Rendre le monde meilleur en luttant contre la pauvreté, en défendant l’égalité et en maîtrisant l’impact de leurs activités sur l’environnement, ce sont des convictions partagées par de plus en plus d’entreprises. Cynisme ? Réelles convictions ? Le citoyen sceptique peut toujours regarder les actions concrètes mises en place par les entreprises pour en juger.
Voici les raisons pour lesquelles nous pensons sincèrement que nous avons un rôle à jouer pour le bien-être de tous.

Humanisme, écologie et profits sont compatibles dans une économie de marché. Cette affirmation n’est pas seulement souhaitable. Elle représente le seul chemin à suivre pour toute entreprise soucieuse de pérenniser ses activités, de se développer et de générer non seulement des bénéfices financiers mais aussi d’être acteur du progrès.

Car cette volonté de progrès s’ancre dans un humanisme profond et pragmatique : dans un monde pacifié, durable et dans lequel les gens vivent heureux, les entreprises humaines fonctionnent mieux. Le but commun et macro-économique de toute entreprise humaine, qui est l’amélioration des conditions de vie, ne doit donc pas être perdu au profit de l’impératif à court terme du business ; il doit se vivre au quotidien.

Les nouveaux KPIs du XXIe siècle

Les bouleversements climatiques, la pollution des océans, la rareté des matières premières, la prise de conscience même de la finitude du monde conduisent à une remise en question de notre modèle de développement. Le bonheur des gens peut représenter un indicateur fiable d’évaluation de la richesse d’un pays ou d’une entreprise. La popularité croissante du baromètre annuel Great Place To Work est le témoin le plus frappant de cette nouvelle vague de KPIs qui parlent de plus en plus aux candidats.

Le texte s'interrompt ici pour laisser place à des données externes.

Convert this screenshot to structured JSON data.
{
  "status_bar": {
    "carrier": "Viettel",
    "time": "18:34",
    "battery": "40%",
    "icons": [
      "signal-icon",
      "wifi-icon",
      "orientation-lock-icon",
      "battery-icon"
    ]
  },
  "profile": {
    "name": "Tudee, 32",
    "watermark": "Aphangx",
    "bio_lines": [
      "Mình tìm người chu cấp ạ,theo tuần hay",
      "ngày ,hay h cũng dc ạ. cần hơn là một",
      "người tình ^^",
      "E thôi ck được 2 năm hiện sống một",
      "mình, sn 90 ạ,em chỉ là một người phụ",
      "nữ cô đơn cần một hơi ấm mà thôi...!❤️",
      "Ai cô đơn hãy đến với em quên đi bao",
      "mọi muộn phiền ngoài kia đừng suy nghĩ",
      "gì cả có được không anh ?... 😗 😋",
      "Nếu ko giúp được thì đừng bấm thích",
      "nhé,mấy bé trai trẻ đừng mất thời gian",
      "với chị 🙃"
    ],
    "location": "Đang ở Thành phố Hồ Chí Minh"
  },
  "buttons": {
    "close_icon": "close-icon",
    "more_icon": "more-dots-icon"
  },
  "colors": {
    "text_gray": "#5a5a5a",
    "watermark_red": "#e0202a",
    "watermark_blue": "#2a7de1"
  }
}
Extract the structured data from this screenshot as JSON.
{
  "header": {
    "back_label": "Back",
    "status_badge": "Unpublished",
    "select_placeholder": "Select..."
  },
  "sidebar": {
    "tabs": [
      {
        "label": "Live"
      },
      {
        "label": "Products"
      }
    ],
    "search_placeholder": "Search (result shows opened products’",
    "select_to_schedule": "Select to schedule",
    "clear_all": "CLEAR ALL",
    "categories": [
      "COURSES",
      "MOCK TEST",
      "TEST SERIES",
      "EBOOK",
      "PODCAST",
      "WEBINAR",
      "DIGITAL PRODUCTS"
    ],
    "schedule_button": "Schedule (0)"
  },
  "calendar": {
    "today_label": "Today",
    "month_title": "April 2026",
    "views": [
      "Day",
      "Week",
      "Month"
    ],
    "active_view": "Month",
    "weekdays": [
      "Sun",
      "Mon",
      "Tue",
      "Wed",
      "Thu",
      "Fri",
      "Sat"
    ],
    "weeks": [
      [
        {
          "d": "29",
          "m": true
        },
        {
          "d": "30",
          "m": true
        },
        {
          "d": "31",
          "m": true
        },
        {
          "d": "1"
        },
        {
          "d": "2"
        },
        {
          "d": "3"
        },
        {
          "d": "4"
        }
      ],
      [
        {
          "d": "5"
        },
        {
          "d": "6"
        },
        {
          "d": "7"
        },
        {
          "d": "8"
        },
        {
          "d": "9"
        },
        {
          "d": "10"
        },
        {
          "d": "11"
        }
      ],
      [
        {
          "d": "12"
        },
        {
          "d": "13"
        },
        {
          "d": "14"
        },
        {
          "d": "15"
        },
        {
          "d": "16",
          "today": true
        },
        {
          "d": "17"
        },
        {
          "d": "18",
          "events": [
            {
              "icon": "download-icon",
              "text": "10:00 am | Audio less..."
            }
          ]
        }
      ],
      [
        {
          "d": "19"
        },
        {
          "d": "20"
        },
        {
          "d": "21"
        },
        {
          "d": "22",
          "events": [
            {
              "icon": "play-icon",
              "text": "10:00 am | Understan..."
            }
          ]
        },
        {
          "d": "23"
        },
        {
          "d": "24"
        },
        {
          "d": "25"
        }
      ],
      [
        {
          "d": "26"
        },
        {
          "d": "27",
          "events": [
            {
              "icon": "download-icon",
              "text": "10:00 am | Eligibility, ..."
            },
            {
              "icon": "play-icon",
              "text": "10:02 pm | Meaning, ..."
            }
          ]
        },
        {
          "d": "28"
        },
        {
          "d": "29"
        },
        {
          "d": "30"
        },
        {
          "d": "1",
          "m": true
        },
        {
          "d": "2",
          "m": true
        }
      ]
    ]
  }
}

Aujourd’hui, la santé d’une entreprise ne se mesure plus à l’aune de son seul bilan comptable. Les mentalités ont évolué et les attentes des citoyens (clients, futurs collaborateurs et futurs partenaires) en matière de lutte contre le réchauffement climatique et de justice sociale sont fortes. Ils exigent des actions, et pas uniquement de la part des acteurs publics.
Attentifs au comportement des entreprises, informés en continu grâce au digital, les clients (et en particulier les plus jeunes) s’opposent sans hésiter aux activités en contradiction avec leurs valeurs.
Pour conserver leurs clients, pour attirer et satisfaire les collaborateurs les plus talentueux, pour nouer des partenariats avec des entreprises exigeantes en matière de RSE, les entreprises doivent s’adapter. Il ne suffit plus de produire un bien ou un service pour le vendre, il faut le produire en respectant une éthique. 62 % des consommateurs français veulent consommer de manière plus responsable.
 

La RSE, nouveau socle de performance

Appréhender la RSE comme une accumulation de ligne de coûts supplémentaires, c’est aborder le sujet avec des œillères. Selon une étude commandée par France-Stratégie sur la période 2015-2016, les entreprises respectant de bonnes pratiques RSE affichaient des résultats économiques supérieurs de 13 %. Une autre étude, menée par la société de gestion Amundi, montre que les entreprises cotées les plus engagées sur la RSE offraient plus de garanties aux investisseurs (maîtrise des risques) et surperformaient en bourse.
 

Notre conviction : un monde meilleur est possible

Chez Salesforce par exemple, comme dans d’autres entreprises, des valeurs fortes sont affirmées pour agir en faveur d’un monde plus juste et plus respectueux des autres et de la nature. Nous sommes convaincus que :

  • un monde pacifié est la première condition d’une croissance durable et saine ;
  • une entreprise doit se placer au service de ses clients, collaborateurs et parties prenantes pour être durable ;
  • la protection de la planète est l’affaire de tous, individus, organisations, entreprises ;
  • le respect des différences permet d’aller plus loin, ensemble ;
  • être « heureux » et être soi-même au travail devraient être des droits.

Ces convictions ne valent que si elles sont suivies de pratiques concrètes, profondément ancrées dans les structures d’entreprise comme une véritable éthique quotidienne - que ce soit par exemple l’Ohana ou le modèle 1-1-1 chez Salesforce. C’est pour cela que nous pouvons l’affirmer : oui, nous pensons que les entreprises ont intérêt à rendre le monde meilleur.